Religious groups of every kind and every age have modified the nature of their gods to suit their agendas, including war-making abroad and political conquests at home. Monotheism conduces better to national unity than polytheism. The early champions of India’s freedom struggle -including Shri. Aurobindo Ghosh-felt that the idea of God native to India wasn’t martial enough to fortify the land against external aggression. Now, as the Sangh Parivar spearheads ‘the second freedom struggle of India’ to establish Hindu Rashtra, it is natural that the nature of the god suitable for a project of that kind is being conceived and consolidated. It is this that the Ram mandir in Ayodhya symbolizes.
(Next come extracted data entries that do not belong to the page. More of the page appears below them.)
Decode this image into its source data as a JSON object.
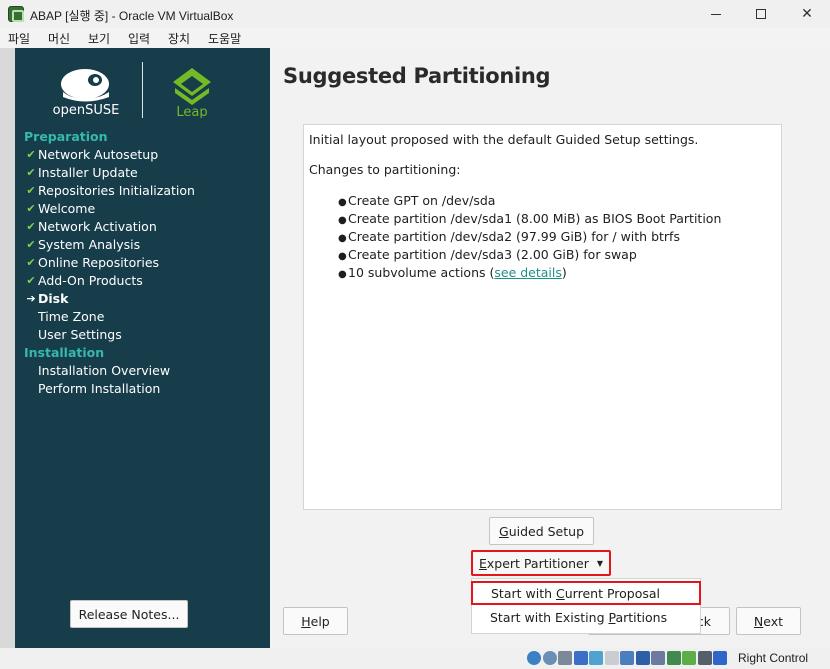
{
  "window": {
    "title": "ABAP [실행 중] - Oracle VM VirtualBox",
    "minimize_icon": "minimize-icon",
    "maximize_icon": "maximize-icon",
    "close_label": "✕"
  },
  "menubar": {
    "items": [
      "파일",
      "머신",
      "보기",
      "입력",
      "장치",
      "도움말"
    ]
  },
  "sidebar": {
    "logo_brand": "openSUSE",
    "logo_product": "Leap",
    "steps": [
      {
        "label": "Preparation",
        "kind": "section"
      },
      {
        "label": "Network Autosetup",
        "kind": "done",
        "mark": "✔"
      },
      {
        "label": "Installer Update",
        "kind": "done",
        "mark": "✔"
      },
      {
        "label": "Repositories Initialization",
        "kind": "done",
        "mark": "✔"
      },
      {
        "label": "Welcome",
        "kind": "done",
        "mark": "✔"
      },
      {
        "label": "Network Activation",
        "kind": "done",
        "mark": "✔"
      },
      {
        "label": "System Analysis",
        "kind": "done",
        "mark": "✔"
      },
      {
        "label": "Online Repositories",
        "kind": "done",
        "mark": "✔"
      },
      {
        "label": "Add-On Products",
        "kind": "done",
        "mark": "✔"
      },
      {
        "label": "Disk",
        "kind": "current",
        "mark": "➔"
      },
      {
        "label": "Time Zone",
        "kind": "todo",
        "mark": ""
      },
      {
        "label": "User Settings",
        "kind": "todo",
        "mark": ""
      },
      {
        "label": "Installation",
        "kind": "section"
      },
      {
        "label": "Installation Overview",
        "kind": "todo",
        "mark": ""
      },
      {
        "label": "Perform Installation",
        "kind": "todo",
        "mark": ""
      }
    ],
    "release_notes_label": "Release Notes..."
  },
  "main": {
    "title": "Suggested Partitioning",
    "intro": "Initial layout proposed with the default Guided Setup settings.",
    "changes_heading": "Changes to partitioning:",
    "bullet": "●",
    "changes": [
      "Create GPT on /dev/sda",
      "Create partition /dev/sda1 (8.00 MiB) as BIOS Boot Partition",
      "Create partition /dev/sda2 (97.99 GiB) for / with btrfs",
      "Create partition /dev/sda3 (2.00 GiB) for swap"
    ],
    "subvolume_prefix": "10 subvolume actions (",
    "subvolume_link": "see details",
    "subvolume_suffix": ")",
    "guided_setup": {
      "mnemonic": "G",
      "rest": "uided Setup"
    },
    "expert_partitioner": {
      "pre": "E",
      "rest": "xpert Partitioner",
      "caret": "▼"
    },
    "dropdown": {
      "item1": {
        "pre": "Start with ",
        "mnemonic": "C",
        "rest": "urrent Proposal"
      },
      "item2": {
        "pre": "Start with Existing ",
        "mnemonic": "P",
        "rest": "artitions"
      }
    },
    "help": {
      "mnemonic": "H",
      "rest": "elp"
    },
    "back_visible": "ck",
    "next": {
      "mnemonic": "N",
      "rest": "ext"
    }
  },
  "statusbar": {
    "host_key": "Right Control",
    "icons": [
      "hard-disk-icon",
      "optical-drive-icon",
      "audio-icon",
      "network-icon",
      "usb-icon",
      "shared-folders-icon",
      "display-icon",
      "capture-icon",
      "video-capture-icon",
      "recording-icon",
      "cpu-icon",
      "mouse-integration-icon",
      "host-key-arrow-icon"
    ],
    "colors": [
      "#3b7fc4",
      "#6a8fb5",
      "#7b8a99",
      "#3a6ec8",
      "#4fa3d1",
      "#c9cdd2",
      "#4a7ebf",
      "#2d5fa8",
      "#6c7aa0",
      "#3f8a4e",
      "#5cae48",
      "#555f6b",
      "#2f67c9"
    ]
  },
  "colors": {
    "sidebar_bg": "#173d4b",
    "section_heading": "#35b9ab",
    "check": "#7ed34a",
    "highlight_box": "#e5151c",
    "link": "#1d8f86"
  }
}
It presages a piety in which religion impregnates politics, and God becomes an exalted quasi-political Totem.
This issue is not exclusive to Hindu self-assertion. It has always been present, in varying degrees and forms, in religious communities across the ages. Surely, the idea of God and humankind’s spiritual destiny unveiled by Jesus has undergone radical changes over the centuries. As early as the 4th century AD, the cross was turned into a symbol of martial prowess by Constantine to buttress his political project. He breathed his spirit into the cross: a breath different in genius to the breath of Jesus!
What about the cross of the prosperity gospel today? What kinship does it have to the Cross of Jesus: the Cross of self-denial and renunciation? See how easily and facilely the Cross is transformed into a symbol of covetous superstitions! The original Cross will not sell, it is assumed, in the market of popular religiosity today. Who wants to ‘bear’ the Cross of self-denial? And who doesn’t want to ‘wear’ the Cross as a totem of covetous wish fulfilment?
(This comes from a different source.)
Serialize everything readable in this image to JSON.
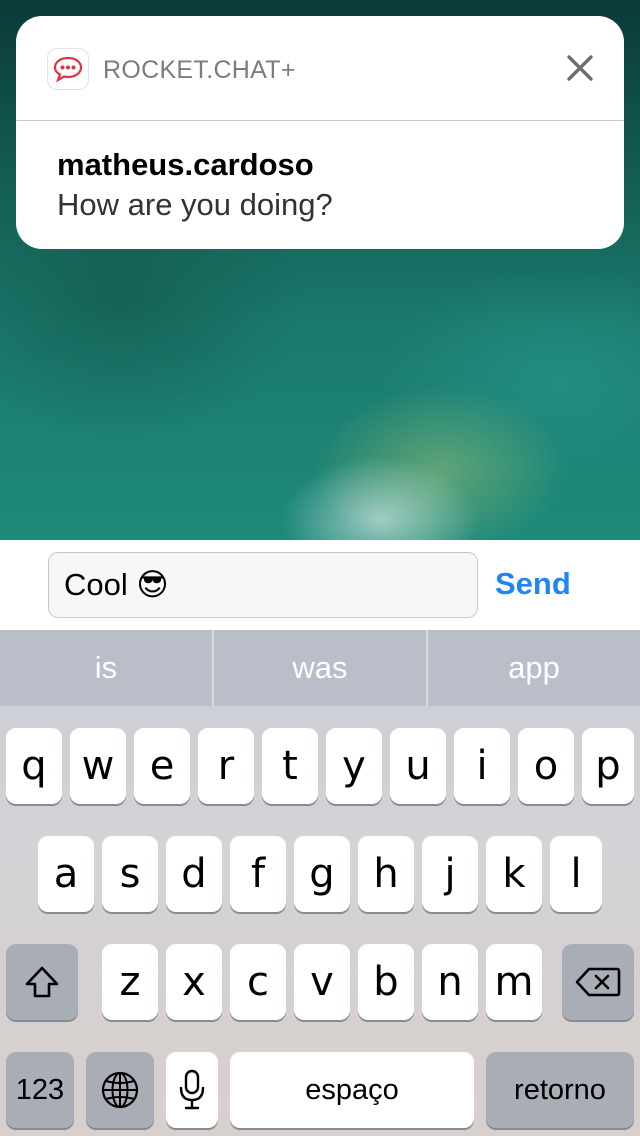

This proclivity has played it many games from the dawn of humankind’s religious consciousness; the reason Jesus insisted that God must be worshipped ‘in spirit and truth’. To do so, one has to ‘deny oneself’; for the self craves to shape God after its own nature. Not infrequently, it is the collective ego that is worshipped as the god in a national religion. The potential for violence is real and present in every cult of collective self-assertion. That insight is prefigured in a seminal form in the murder of Abel by Cain -a murder framed in worship. Herod too wanted to ‘worship’ the Babe; the scope of which was revealed soon enough through the massacre of children.
What is on display, via covetous popular religiosity, is not the nature of God, but the nature of those who use God as a tool to serve their interests. This ominous cloud of misconceived religiosity over-hangs all parochial ideas of gods. So, Jesus emphasized that God is universal. He is ‘our’ Father in Heaven; ‘heaven,’ not earthly considerations, determining the scope of ‘our’.
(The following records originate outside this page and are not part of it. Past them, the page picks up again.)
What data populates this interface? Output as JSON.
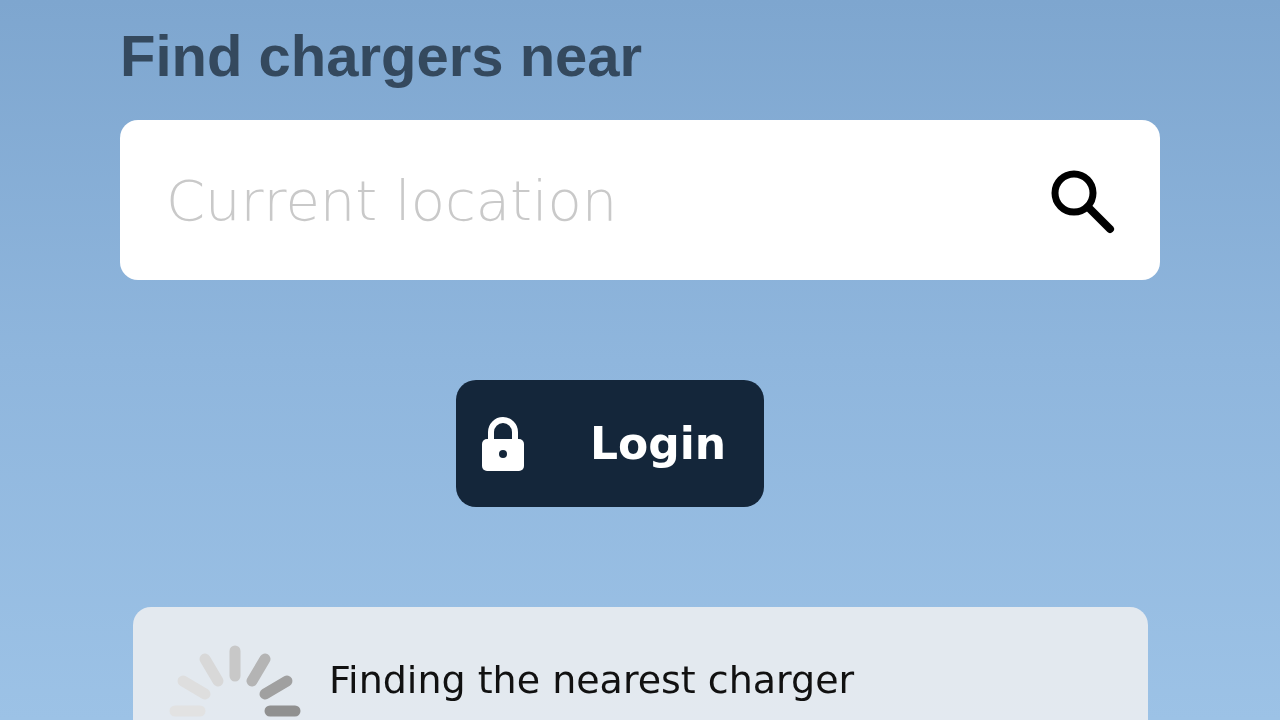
{
  "heading": "Find chargers near",
  "search": {
    "placeholder": "Current location"
  },
  "login_button": {
    "label": "Login"
  },
  "status_card": {
    "message": "Finding the nearest charger"
  }
}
Hence the transition from Jesus to Holy Spirit. The age of Spirit, according to Jesus, could not commence until he left. In his flesh, he was local and limited. Clinging to him would limit believers via religious exclusivism. Spirit is universal, immune to human manipulation. No one can mould Spirit after his tastes or inclinations. To worship God in spirit is to honour God as per his true nature. What caricatures the nature of God cannot be worship, no matter in what liturgical solemnity or elaboration it is offered.
Lord Ram, as Maryada Purushotham, embraced van-vas, or banishment from the land, in voluntary compliance with ethical imperatives. It is doubtful if the same is acceptable to his politically nuanced reincarnation today. When the divine becomes a subset of power, it is the ‘different other’ that is sacrificed to national interests: a pattern common, ironically, alike to Hitler and to his foremost victims: the Jews.